The hijacking follows a string of increasingly brazen attacks by Somali pirates in recent months, but this appears to be the first time that pirates have seized a full oil tanker.
“This is unprecedented,” Lieutenant Nathan Christensen, a spokesman for the Fifth Fleet, told Reuters. “It’s the largest ship that we’ve seen pirated. It’s three times the size of an aircraft carrier.”
The attack took place despite an increased multinational naval presence off the Somali coast, where most of the recent hijackings have taken place. The pirates are generally heavily armed, and travel in speedboats equipped with satellite phones and GPS equipment.

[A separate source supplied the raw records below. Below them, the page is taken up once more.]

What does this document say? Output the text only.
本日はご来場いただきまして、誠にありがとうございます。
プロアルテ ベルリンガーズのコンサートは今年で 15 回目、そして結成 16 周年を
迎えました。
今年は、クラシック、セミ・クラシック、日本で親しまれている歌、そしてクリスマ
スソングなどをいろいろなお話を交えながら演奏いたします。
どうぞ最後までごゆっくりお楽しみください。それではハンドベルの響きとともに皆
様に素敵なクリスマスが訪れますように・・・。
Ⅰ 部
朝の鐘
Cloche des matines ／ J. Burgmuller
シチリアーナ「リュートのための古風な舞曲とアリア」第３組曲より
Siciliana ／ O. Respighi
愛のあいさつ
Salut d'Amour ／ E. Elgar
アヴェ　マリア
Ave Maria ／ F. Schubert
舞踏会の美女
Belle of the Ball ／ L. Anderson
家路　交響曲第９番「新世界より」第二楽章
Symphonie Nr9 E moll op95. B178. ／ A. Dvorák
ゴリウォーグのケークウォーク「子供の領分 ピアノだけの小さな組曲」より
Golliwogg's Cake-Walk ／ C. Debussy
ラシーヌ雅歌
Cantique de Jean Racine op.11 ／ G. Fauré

I’ve been predicting this unwelcome development for some time. I don’t believe that either the oil-exporting or oil-importing nations can allow this to go unchallenged. To date the pirates have mostly been demanding ransoms for captured ships, crews, and cargoes and the ransoms have grown higher as their prizes have become richer. However, that’s not the only possibility.

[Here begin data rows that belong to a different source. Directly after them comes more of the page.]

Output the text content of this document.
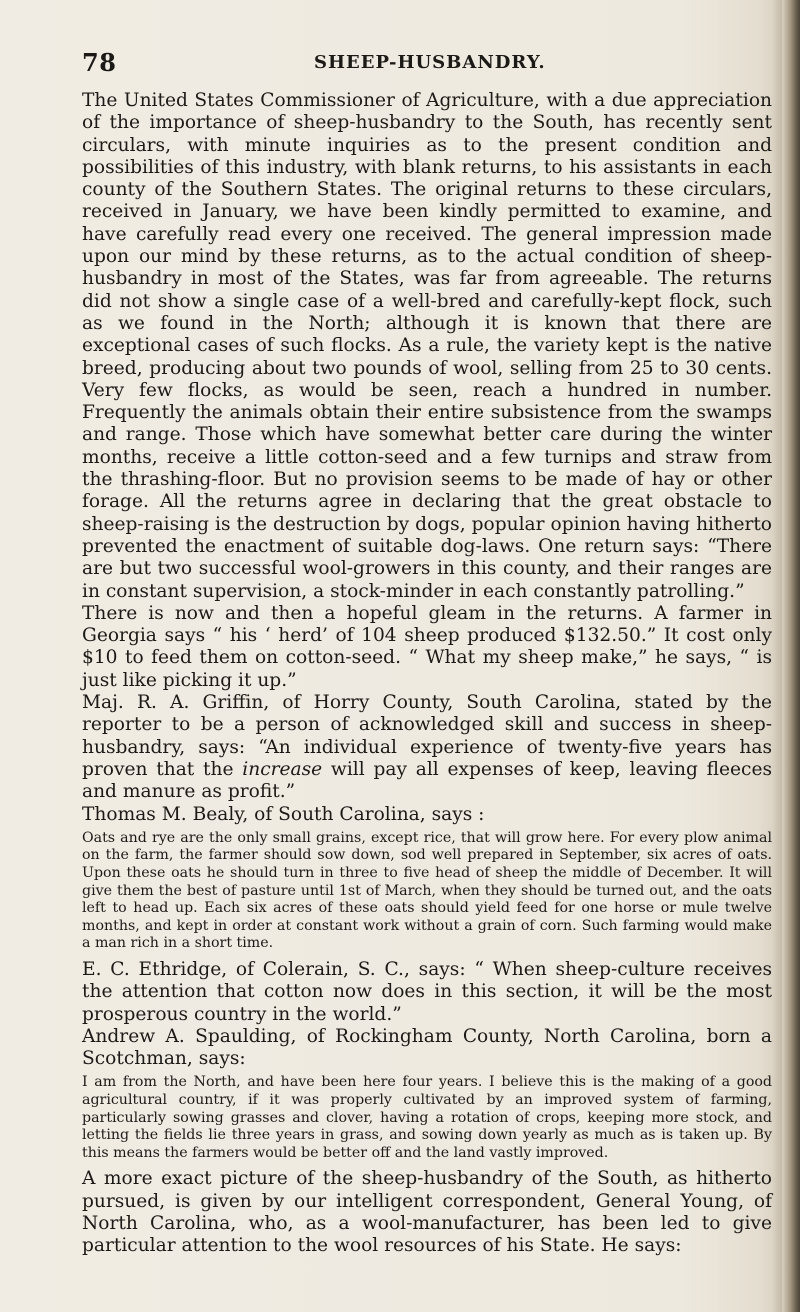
78	SHEEP-HUSBANDRY.

The United States Commissioner of Agriculture, with a due appreciation of the importance of sheep-husbandry to the South, has recently sent circulars, with minute inquiries as to the present condition and possibilities of this industry, with blank returns, to his assistants in each county of the Southern States. The original returns to these circulars, received in January, we have been kindly permitted to examine, and have carefully read every one received. The general impression made upon our mind by these returns, as to the actual condition of sheep-husbandry in most of the States, was far from agreeable. The returns did not show a single case of a well-bred and carefully-kept flock, such as we found in the North; although it is known that there are exceptional cases of such flocks. As a rule, the variety kept is the native breed, producing about two pounds of wool, selling from 25 to 30 cents. Very few flocks, as would be seen, reach a hundred in number. Frequently the animals obtain their entire subsistence from the swamps and range. Those which have somewhat better care during the winter months, receive a little cotton-seed and a few turnips and straw from the thrashing-floor. But no provision seems to be made of hay or other forage. All the returns agree in declaring that the great obstacle to sheep-raising is the destruction by dogs, popular opinion having hitherto prevented the enactment of suitable dog-laws. One return says: “There are but two successful wool-growers in this county, and their ranges are in constant supervision, a stock-minder in each constantly patrolling.”

There is now and then a hopeful gleam in the returns. A farmer in Georgia says “ his ‘ herd’ of 104 sheep produced $132.50.” It cost only $10 to feed them on cotton-seed. “ What my sheep make,” he says, “ is just like picking it up.”

Maj. R. A. Griffin, of Horry County, South Carolina, stated by the reporter to be a person of acknowledged skill and success in sheep-husbandry, says: “An individual experience of twenty-five years has proven that the increase will pay all expenses of keep, leaving fleeces and manure as profit.”

Thomas M. Bealy, of South Carolina, says :

Oats and rye are the only small grains, except rice, that will grow here. For every plow animal on the farm, the farmer should sow down, sod well prepared in September, six acres of oats. Upon these oats he should turn in three to five head of sheep the middle of December. It will give them the best of pasture until 1st of March, when they should be turned out, and the oats left to head up. Each six acres of these oats should yield feed for one horse or mule twelve months, and kept in order at constant work without a grain of corn. Such farming would make a man rich in a short time.

E. C. Ethridge, of Colerain, S. C., says: “ When sheep-culture receives the attention that cotton now does in this section, it will be the most prosperous country in the world.”

Andrew A. Spaulding, of Rockingham County, North Carolina, born a Scotchman, says:

I am from the North, and have been here four years. I believe this is the making of a good agricultural country, if it was properly cultivated by an improved system of farming, particularly sowing grasses and clover, having a rotation of crops, keeping more stock, and letting the fields lie three years in grass, and sowing down yearly as much as is taken up. By this means the farmers would be better off and the land vastly improved.

A more exact picture of the sheep-husbandry of the South, as hitherto pursued, is given by our intelligent correspondent, General Young, of North Carolina, who, as a wool-manufacturer, has been led to give particular attention to the wool resources of his State. He says:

If the pirates can seize prizes of this size with impunity, I have little doubt that fences will step up to take the oil itself off their hands. It seems to me that could have serious consequences for the world oil trade itself.
Perhaps we’ll be seeing Saudi naval vessels escorting the country’s own ships soon. The Royal Saudi Navy hasn’t had much of a chance to exercise its abilities, compared to the Army and Air Force, so this might be useful.
As I noted before piracy in the Caribbean and Atlantic was only tamped down by the United States and the United Kingdom in the 19th century with a combination of changes in the law and naval might. If the Saudi navy isn’t up to the task, the world’s great navies may be called on once again.
This AP news update would appear to suggest that the tanker remains in the hands of the pirates:
MOGADISHU, Somalia — A Somali official is vowing to rescue a hijacked Saudi oil supertanker “by using force if necessary.”
Abdullkadir Musa is the deputy sea port minister in northern Somalia’s Puntland region, which is a hotspot for piracy. He says that if the ship anchors anywhere near Eyl — where the U.S. says it’s heading — then his forces will rescue it.
The tanker was hijacked over the weekend. Its owners grappled with how to respond Tuesday, as naval forces patrolling the region said they would not intervene to stop or free the captured vessel.
That would seem to contradict earlier reports that the vessel had been freed, a story which I haven’t seen confirmed anywhere.